Carson’s “Legacy of the Matriarchs” reflects her interest in women’s issues globally, as well as a fondness for Israel. “The piece is my personal celebration of the strength of the matriarchs, the ancestors and heritage of Jewish and Christian women,” Carson says in regard to the standout piece.
Patrick Schmidt, an assistant professor of art at Washington & Jefferson College in Washington, Pa., displays several abstract paintings that look a lot like patchwork quilts.
Using pattern as a metaphor, his work is about identity and using cultural pattern images to represent this identity through digital means.
“When I talk with people, I like to talk about how the layering of multiple patterns disrupts the original pattern so that we cannot recognize the source. What are produced are new shapes that are familiar, yet not, like recognizing the unfamiliar,” he says.
But even so, Schmidt cannot help but be inspired by pop culture, as well. As with the piece “Gershwin Tune,” about which he says, “I was thinking about Gershwin, also about jazz.”
But Schmit says the title was inspired mainly from watching the 1988 film “The Fisher King,” in which Robin Williams’ character sings the Burton Lane/Ralph Freed song, “How About You,” with the line, “I like a Gershwin tune, how about you.”
Joyce Werwie Perry of Crafton displays several new works, as well as an older piece, “Sleep Tight.”
“It was part of my solo exhibit ‘Remnants’ at the Westmoreland Museum (of American Art) in 2010,” she explains. “It’s based on an old family photograph given to me by a student and dates back to the late 1800s.”
“People either love this piece or are creeped out by it,” Werwie Perry says. “Either way, I love that all who do see the painting are very much intrigued and affected by it. Pulling emotion from the viewer is what I am after.”
It’s an excellent example of subtle complementary contrast and is used often as an example in color theory classes she teaches at Le Poire, her studio and gallery in Crafton (le-poire.com).
Then there is the work of Nigerian-born artist Dimeji Onafuwa, who splits his time between Portland, where he lives with his family; Pittsburgh, where he is completing a doctorate in design at CMU; and Charlotte, where most of the clients for his design consultancy business are located.
Several of his large paintings in the back corner of the gallery feature compelling portraits of young black boys in isolated fields of color.
Inspired by Mark Rothko’s color field paintings, Onafuwa says, “I like large fields of color on a canvas and how they make you feel small and sometimes insignificant.

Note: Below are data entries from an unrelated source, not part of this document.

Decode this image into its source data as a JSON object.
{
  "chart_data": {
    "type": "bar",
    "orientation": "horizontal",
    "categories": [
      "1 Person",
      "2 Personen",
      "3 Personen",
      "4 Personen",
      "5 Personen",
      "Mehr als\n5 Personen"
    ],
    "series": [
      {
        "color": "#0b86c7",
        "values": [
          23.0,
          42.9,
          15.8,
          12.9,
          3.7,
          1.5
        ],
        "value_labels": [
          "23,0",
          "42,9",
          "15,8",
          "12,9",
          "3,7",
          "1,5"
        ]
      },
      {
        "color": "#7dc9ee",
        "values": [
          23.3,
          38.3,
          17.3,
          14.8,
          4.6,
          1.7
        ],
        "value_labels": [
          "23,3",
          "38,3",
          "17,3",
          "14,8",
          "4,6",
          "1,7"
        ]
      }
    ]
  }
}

It makes me think of how ignored and seemingly insignificant certain people are.”
Inspired by Nathan Oliveira and Bay Area Figurative artists, as well as Edgar Degas’s compositions, in a “Brown Study” Onafuwa has placed a young black boy in a pensive mood and isolated in ‘empty’ space.
“Somehow, however, it seems like there is a presence around this boy,” Onafuwa says. “A large presence. An overwhelming presence. Something spiritual or supernatural. As he is increasingly aware of the presence of this absence surrounding him, his inner eye, or what the Yorubas call ‘Oju Inu,’ begins to see the unseen.”
Finally, a delightful mix of raku pottery and abstract photography by Sandra Moore of Glenshaw complete an exhibit that is about as perfect a presentation of local art as one could expect to see in a local gallery.